The linear complementarity problem (IPA: ˈlɪniər ˌkɒmplɪmɛnˈtærɪti ˈprɒbləm) is a mathematical problem in which a set of linear equations and inequalities are to be solved simultaneously. In particular, the problem seeks to find a solution that satisfies both the equations and inequalities while also satisfying a given complementarity condition. This condition states that the solution should either satisfy certain equations or inequalities but not both. The spelling of this word is derived from its mathematical meaning and is closely tied to the technical terminology used in the field.
A linear complementarity problem (LCP) is a mathematical optimization problem that seeks to find a solution for a system of several linear equalities and inequalities. The problem arises when one seeks to identify a point in a given vector space in such a way that certain complementary conditions are satisfied.
In the context of linear programming and mathematical optimization, a linear complementarity problem involves finding a vector x, subject to a set of linear constraints, such that both x and a complementary vector z satisfy certain conditions. These conditions are typically expressed as an inequality, such that the product of x and z is non-negative.
Formally, a linear complementarity problem can be defined as follows: given a matrix M and vectors q and x, the problem seeks to find vectors x and z that satisfy the following conditions:
1. x >= 0: Each element of vector x must be greater than or equal to zero.

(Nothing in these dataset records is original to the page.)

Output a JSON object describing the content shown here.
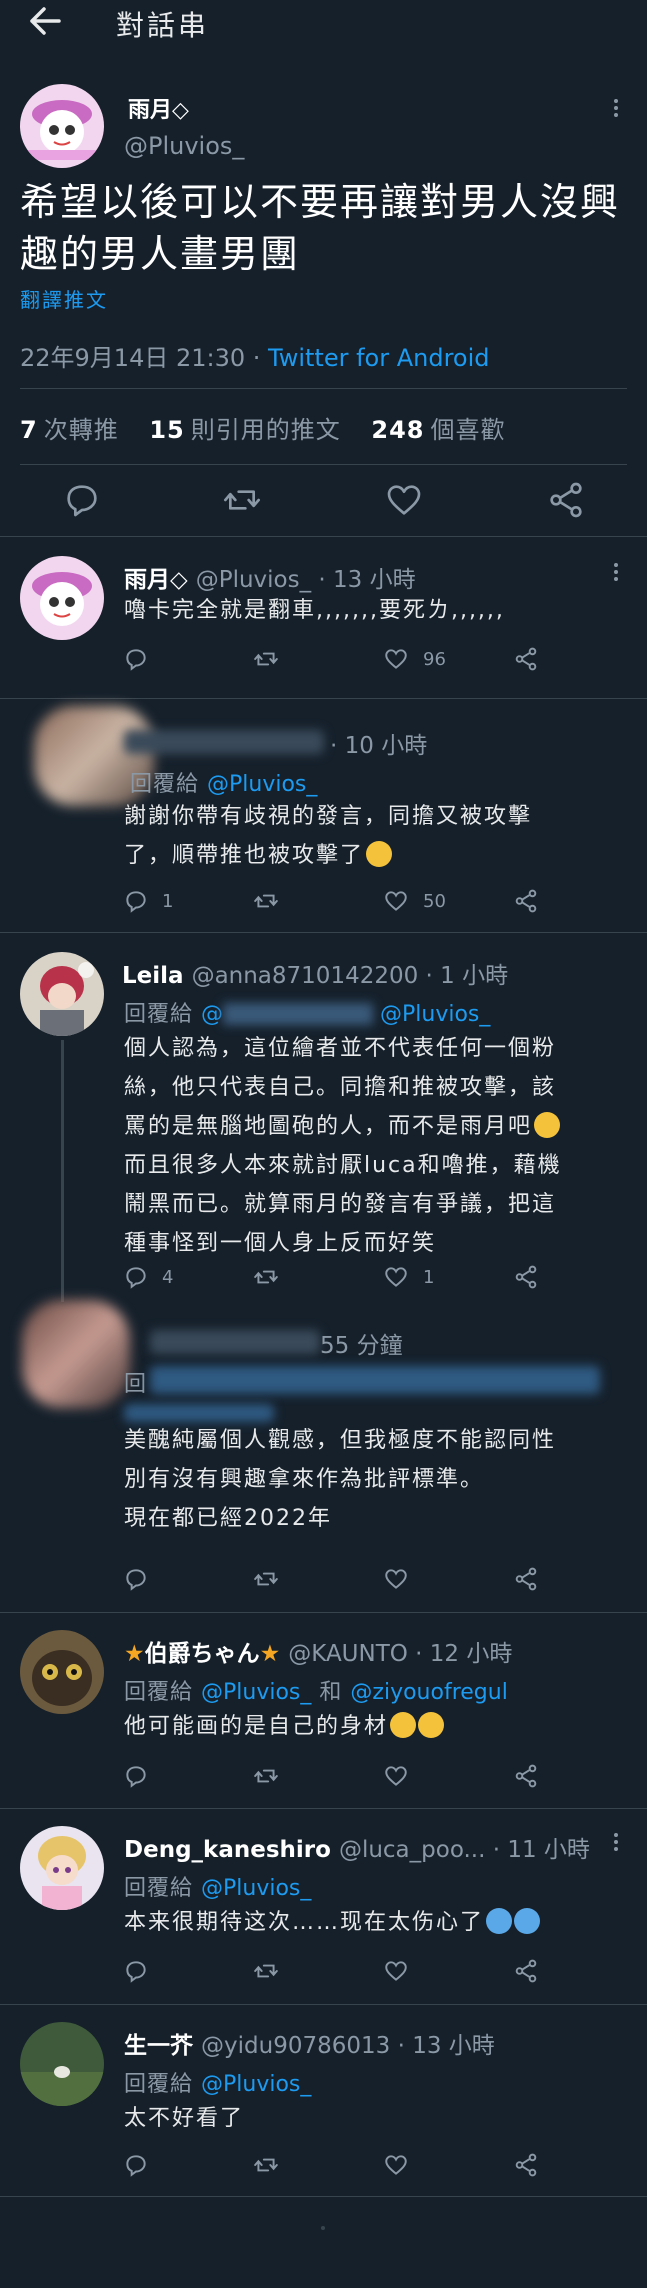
{
  "header": {
    "title": "對話串"
  },
  "main_tweet": {
    "name": "雨月◇",
    "handle": "@Pluvios_",
    "text_line1": "希望以後可以不要再讓對男人沒興",
    "text_line2": "趣的男人畫男團",
    "translate": "翻譯推文",
    "timestamp": "22年9月14日 21:30 · ",
    "source": "Twitter for Android",
    "stats": {
      "retweets": "7",
      "retweets_label": "次轉推",
      "quotes": "15",
      "quotes_label": "則引用的推文",
      "likes": "248",
      "likes_label": "個喜歡"
    }
  },
  "replies": [
    {
      "name": "雨月◇",
      "handle": "@Pluvios_ · 13 小時",
      "text": [
        "嚕卡完全就是翻車,,,,,,,要死ㄌ,,,,,,"
      ],
      "counts": {
        "reply": "",
        "retweet": "",
        "like": "96"
      }
    },
    {
      "name": "",
      "handle": "· 10 小時",
      "reply_prefix": "回覆給",
      "reply_to": "@Pluvios_",
      "text": [
        "謝謝你帶有歧視的發言，同擔又被攻擊",
        "了，順帶推也被攻擊了"
      ],
      "counts": {
        "reply": "1",
        "retweet": "",
        "like": "50"
      }
    },
    {
      "name": "Leila",
      "handle": "@anna8710142200 · 1 小時",
      "reply_prefix": "回覆給",
      "reply_to": "@Pluvios_",
      "text": [
        "個人認為，這位繪者並不代表任何一個粉",
        "絲，他只代表自己。同擔和推被攻擊，該",
        "罵的是無腦地圖砲的人，而不是雨月吧",
        "而且很多人本來就討厭luca和嚕推，藉機",
        "鬧黑而已。就算雨月的發言有爭議，把這",
        "種事怪到一個人身上反而好笑"
      ],
      "counts": {
        "reply": "4",
        "retweet": "",
        "like": "1"
      }
    },
    {
      "name": "",
      "handle": "55 分鐘",
      "reply_prefix": "回",
      "reply_to": "",
      "text": [
        "美醜純屬個人觀感，但我極度不能認同性",
        "別有沒有興趣拿來作為批評標準。",
        "現在都已經2022年"
      ],
      "counts": {
        "reply": "",
        "retweet": "",
        "like": ""
      }
    },
    {
      "name": "伯爵ちゃん",
      "handle": "@KAUNTO · 12 小時",
      "reply_prefix": "回覆給",
      "reply_to": "@Pluvios_",
      "reply_and": "和",
      "reply_to2": "@ziyouofregul",
      "text": [
        "他可能画的是自己的身材"
      ],
      "counts": {
        "reply": "",
        "retweet": "",
        "like": ""
      }
    },
    {
      "name": "Deng_kaneshiro",
      "handle": "@luca_poo... · 11 小時",
      "reply_prefix": "回覆給",
      "reply_to": "@Pluvios_",
      "text": [
        "本来很期待这次……现在太伤心了"
      ],
      "counts": {
        "reply": "",
        "retweet": "",
        "like": ""
      }
    },
    {
      "name": "生一芥",
      "handle": "@yidu90786013 · 13 小時",
      "reply_prefix": "回覆給",
      "reply_to": "@Pluvios_",
      "text": [
        "太不好看了"
      ],
      "counts": {
        "reply": "",
        "retweet": "",
        "like": ""
      }
    }
  ],
  "colors": {
    "background": "#15202b",
    "accent": "#1d9bf0",
    "muted": "#8b98a5",
    "divider": "#38444d"
  },
  "icons": [
    "back-arrow-icon",
    "more-icon",
    "reply-icon",
    "retweet-icon",
    "like-icon",
    "share-icon"
  ]
}
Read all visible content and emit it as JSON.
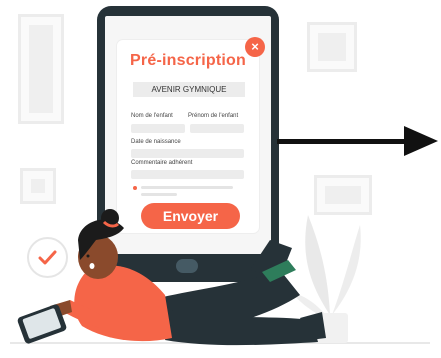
{
  "form": {
    "title": "Pré-inscription",
    "close_glyph": "×",
    "club_name": "AVENIR GYMNIQUE",
    "fields": {
      "lastname_label": "Nom de l'enfant",
      "firstname_label": "Prénom de l'enfant",
      "birthdate_label": "Date de naissance",
      "comment_label": "Commentaire adhérent"
    },
    "submit_label": "Envoyer"
  },
  "colors": {
    "accent": "#f56548",
    "tablet": "#263238",
    "field": "#ececec"
  },
  "icons": [
    "close-icon",
    "check-icon",
    "arrow-right-icon"
  ]
}
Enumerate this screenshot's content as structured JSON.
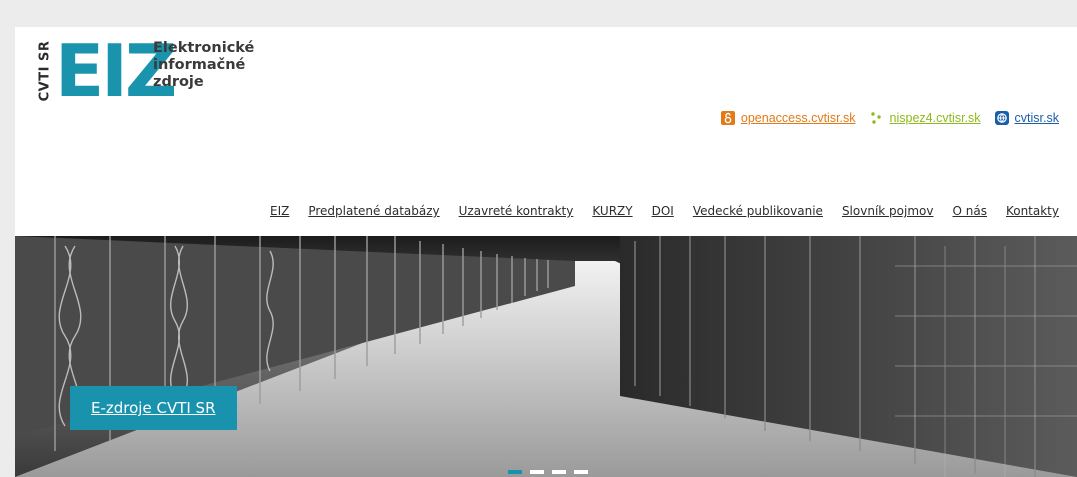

2. Mx + q >= 0: The result of the matrix M multiplied by vector x, added to vector q, must be greater than or equal to zero.
3. x_i * z_i = 0: The product of each element of vector x with its corresponding element in z must be equal to zero.
In summary, a linear complementarity problem seeks to find a solution that satisfies a set of linear constraints, ensuring that the variables x and z are complementary in some way. The problem is relevant in various fields, such as economics, engineering, and computer science, and numerous algorithms have been developed to solve it efficiently.